Cette web conférence présentée par M. NDIAYE, la seconde d’une série de trois conférences dédiées aux opérations psychologiques, a eu pour but de sensibiliser l’audience sur le recours par des Etats étrangers aux Opérations Psychologiques (Psychological Operations – Psyops) dans les secteurs éducatifs africains.
M. NDIAYE a dans un premier temps expliqué ce que sont les comportements humains et comment les Etats les manipulent pour atteindre des objectifs spécifiques. Définis comme une « manière d’être, d’agir ou de réagir des êtres humains », un comportement est, selon « Field Manual: Psychological Operations, 3-5.301 » (« Manuel de terrain : Opération psychologiques »), publié par le Département de l’Armée étasunienne en 2007, déterminé par des « conditions » (causes) et provoque des « conséquences » (effets).
Les « conditions » pouvant être internes (attitudes, valeurs morales, croyances) ou externes aux individus (situations, événements), vont les pousser à agir pour atteindre des besoins, provoquant ainsi des conséquences qui peuvent être positives (le comportement permet d’atteindre le résultat escompté) ou négatives pour leurs auteurs (le comportement provoque des effets négatifs pour son auteur tel que sa mise en danger physique, sa perte de crédibilité, sa perte d’argent ou de privilèges, etc.). Les conséquences positives, augmentent les probabilités qu’un comportement soit ré-adopté et celles négatives augmentent les probabilités qu’un comportement « bis » soit adopté.
De là, M. NDIAYE s’est attardé à expliquer ce qu’est une « Opération Psychologique » (Psychological operations – PSYOP). Toujours d’après le field manual du Département de l’Armée étasunienne, les PSYOP consistes à modifier les « conditions » et les « conséquences » des comportements de groupes d’individus ciblés pour altérer leurs états psychologiques et les inciter à adopter des comportements favorables aux objectifs opérationnels, tactiques ou stratégiques fixés par l’Etat à l’origine de l’opération.
L’armée étasunienne distingue trois types d’Opérations Psychologiques en fonction des objectifs fixés. Les PSYOPs « tactiques » ont des objectifs de court-terme contre des forces ennemies et en soutien à des opérations conduites par des unités tactiques (ex : forces spéciales.). Les PSYOPs « opérationnels » font référence à des objectifs de moyen terme en soutien à des campagnes militaires régionales.
Enfin, les PSYOP « stratégiques », l’objet de la webconférence, ont des objectifs larges et de long terme visant à créer un environnement international favorable aux activités militaires, politique, diplomatique et économique de l’Etat.
En pratique, les opérations psychologiques, développées par des sections spécialisées des forces armées des Etats, sont composées de « Séries », elles-mêmes composées de « Produits psychologiques » dont le but est de modifier les conditions et conséquences perçues des audiences cibles (ex : article de journal, une séquence au Journal télévisé, un livre, une émission de radio, un compte twitter etc.), et d’ « actions psychologiques » vouées à modifier les conditions et les conséquences réelles des comportements des audiences cibles (ex : Bombardements d’attrition, rencontres diplomatiques, aide au développement etc.).
Au regard de la littérature en sciences humaines et sociales occidentale sur la socialisation d’une part (Emile Durkheim) et sur le rôle de l’éducation dans le façonnement d’individus utiles à l’Etat d’autre part (Michel Foucault), M. NDIAYE a suggéré que le recours aux Opérations psychologiques dans les secteurs éducatifs africains est inévitable.
Le conférencier s’est basé sur des faits historiques documentés que sont « la bible des esclaves » et l’éducation coloniale française sous la IIIème République pour illustrer la manière dont de telles pratiques ont bel et bien été employées sur les populations africaines et afro-descendantes depuis plusieurs siècles.

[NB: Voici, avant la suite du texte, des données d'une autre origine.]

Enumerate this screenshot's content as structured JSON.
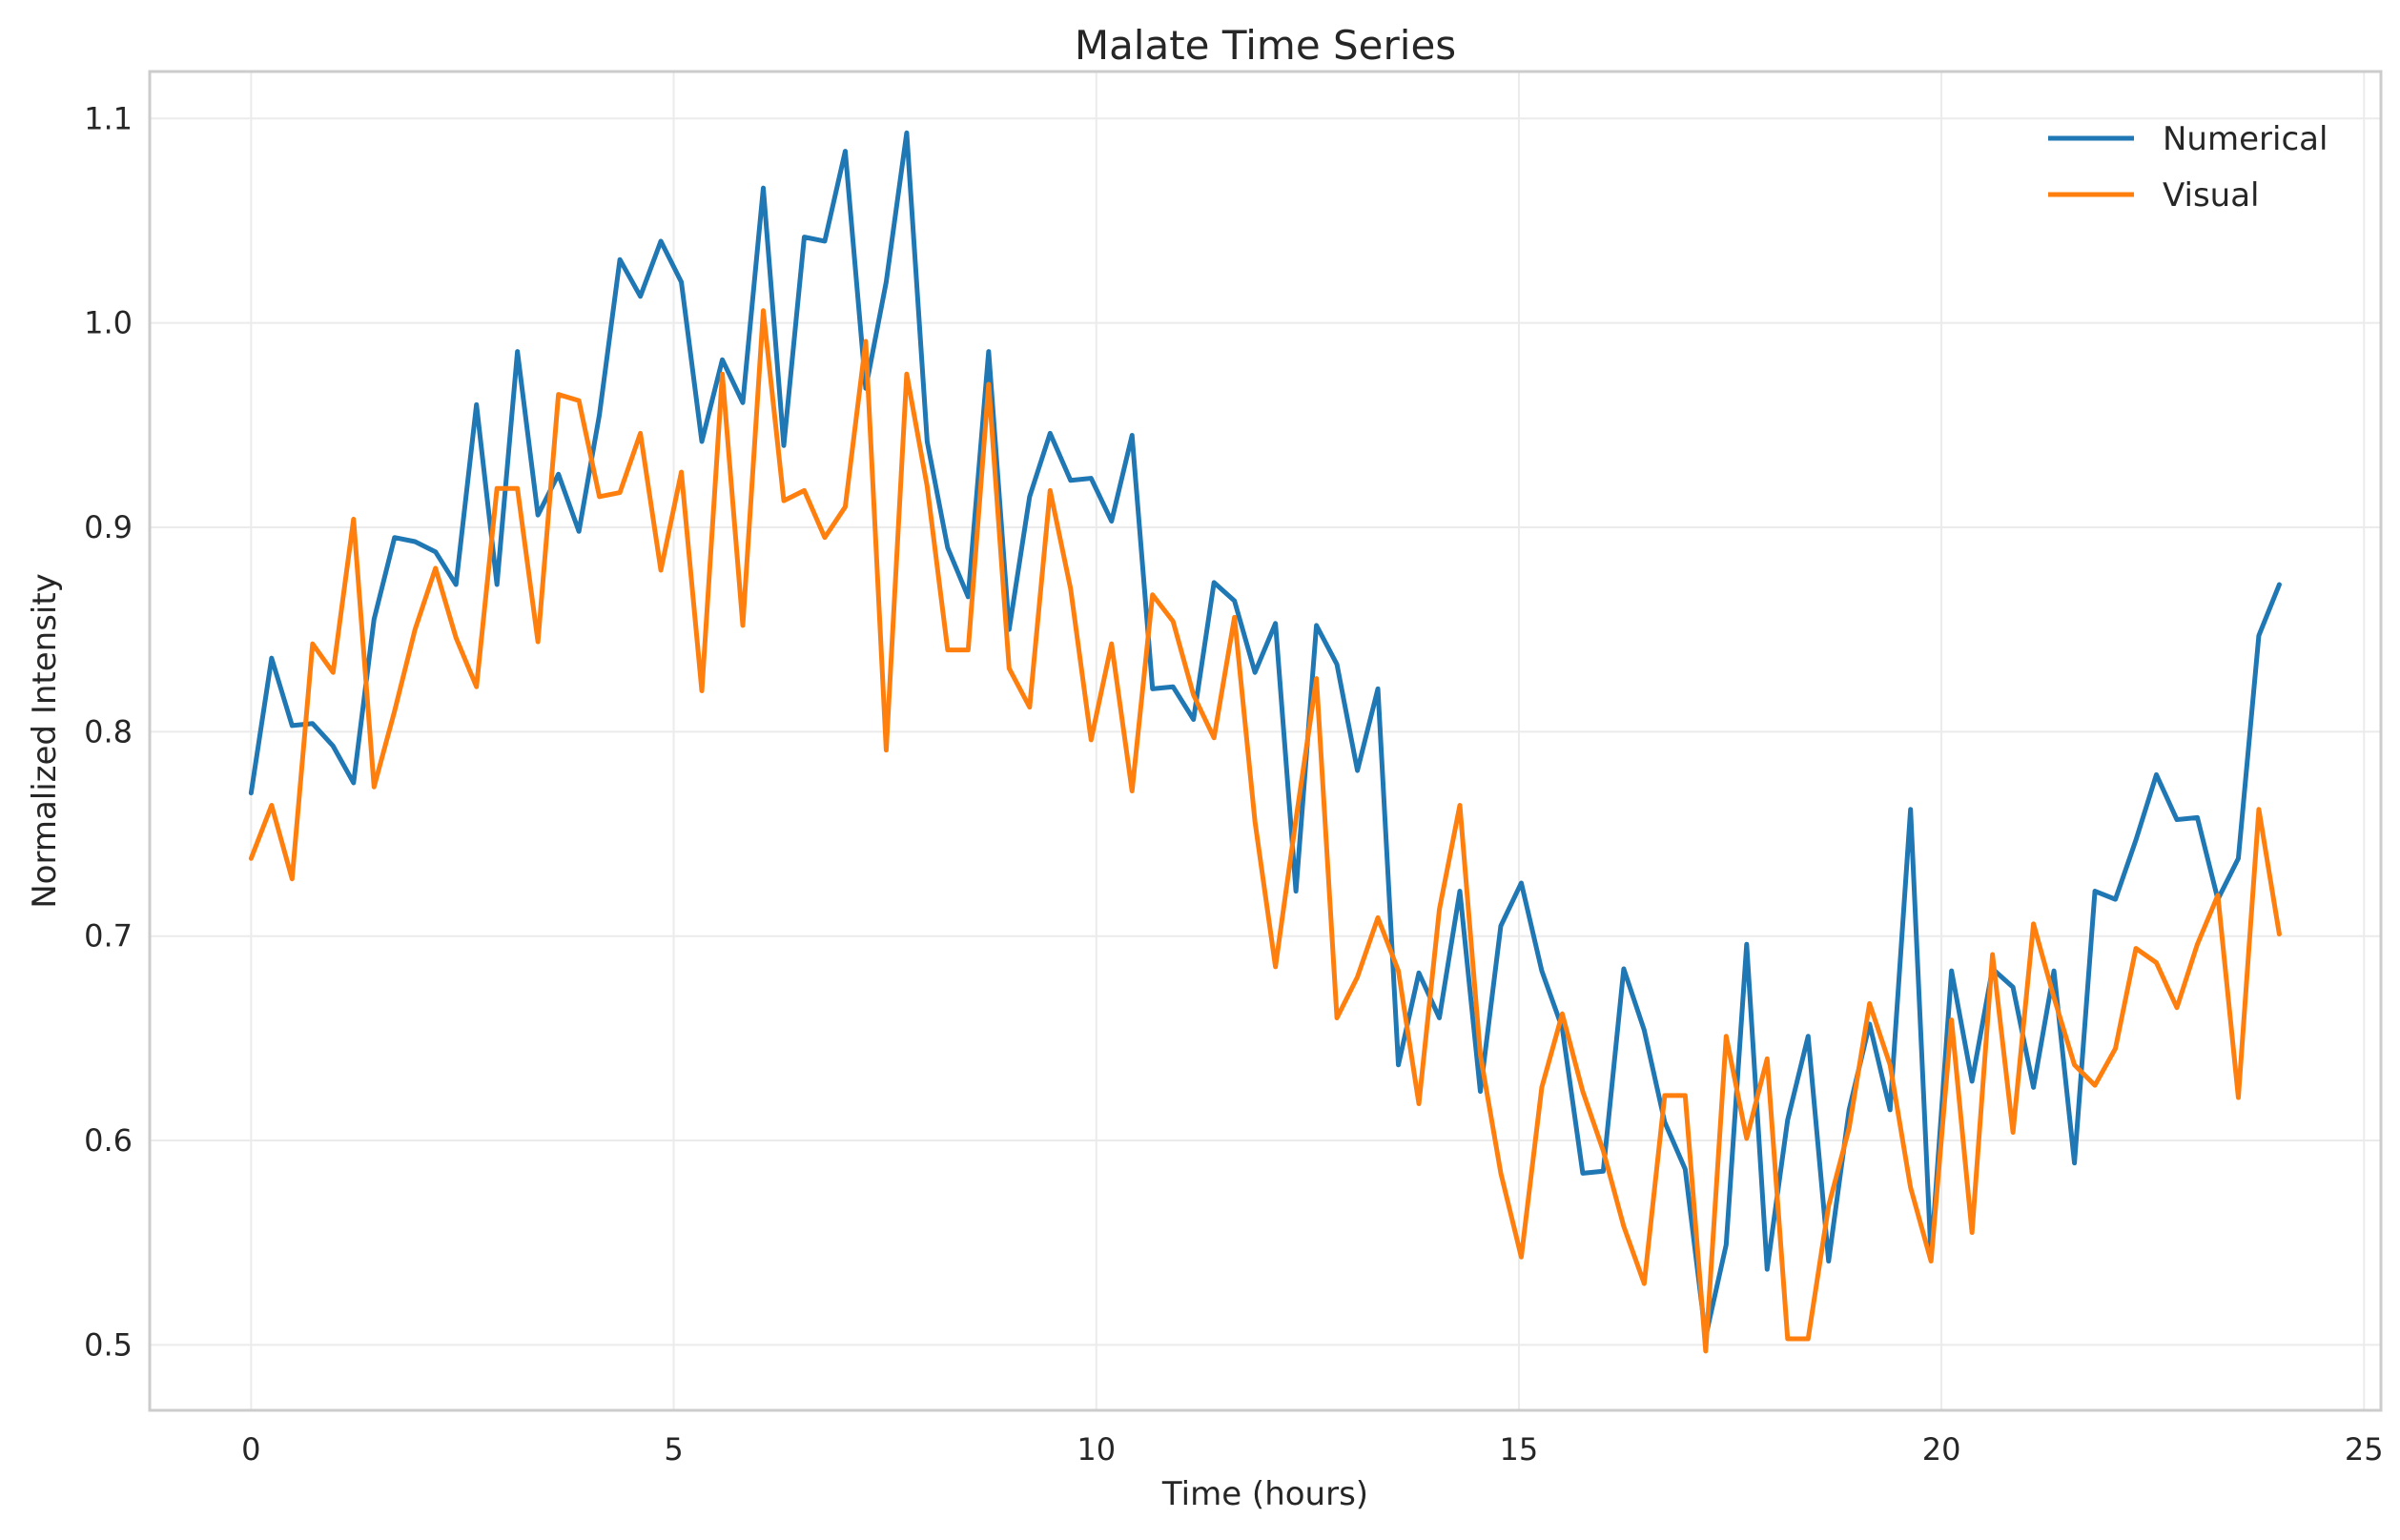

Après cela, M. NDIAYE a suggéré que les projets d’aides au développement conditionnés de la Banque mondiale visant à démocratiser l’accès aux manuels scolaires dans les Etats « en voie de développement », des années 1990 à nos jours, ont permis aux anciennes puissances coloniales, dont la France, de perpétuer la dissémination de PSYOP stratégiques dans les systèmes éducatifs africains.

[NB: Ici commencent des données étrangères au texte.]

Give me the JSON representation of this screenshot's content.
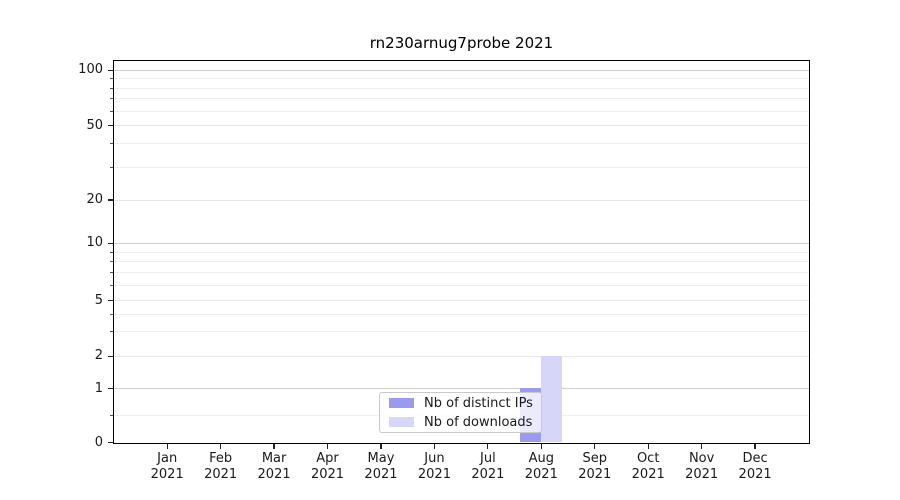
{
  "chart_data": {
    "type": "bar",
    "title": "rn230arnug7probe 2021",
    "x": {
      "categories": [
        "Jan",
        "Feb",
        "Mar",
        "Apr",
        "May",
        "Jun",
        "Jul",
        "Aug",
        "Sep",
        "Oct",
        "Nov",
        "Dec"
      ],
      "year_label": "2021"
    },
    "series": [
      {
        "name": "Nb of distinct IPs",
        "color": "#9a9aef",
        "values": [
          0,
          0,
          0,
          0,
          0,
          0,
          0,
          1,
          0,
          0,
          0,
          0
        ]
      },
      {
        "name": "Nb of downloads",
        "color": "#d6d6f8",
        "values": [
          0,
          0,
          0,
          0,
          0,
          0,
          0,
          2,
          0,
          0,
          0,
          0
        ]
      }
    ],
    "y_axis": {
      "scale": "symlog",
      "ticks": [
        0,
        1,
        2,
        5,
        10,
        20,
        50,
        100
      ],
      "decade_ticks": [
        1,
        10,
        100
      ],
      "minor_ticks": [
        0.5,
        3,
        4,
        6,
        7,
        8,
        9,
        30,
        40,
        60,
        70,
        80,
        90
      ],
      "ylim": [
        0,
        110
      ]
    },
    "grid": true,
    "legend": {
      "position": "lower-center"
    },
    "colors": {
      "grid_major": "#cfcfcf",
      "grid_minor": "#efefef",
      "spine": "#000000",
      "text": "#1a1a1a"
    }
  }
}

Enfin, M. NDIAYE a suggéré que selon ses données, il y a une forte corrélation entre le lieu d’étude d’un chef d’état et les relations diplomatiques qu’il entretiendra avec l’état responsable de son éducation.
A l’issue de la présentation, l’intervenant et l’audience, composée de professeurs en sciences humaines et sociales et d’acteurs de la société civile, se sont engagés dans une discussion passionnante sur les méthodes permettant de contre-carrer les opérations psychologiques stratégiques menées en Afrique.
Synthèse de la web conférence du 10 juin 2023 organisée par Ecole Politique Africaine en partenariat avec Affaires Africaines.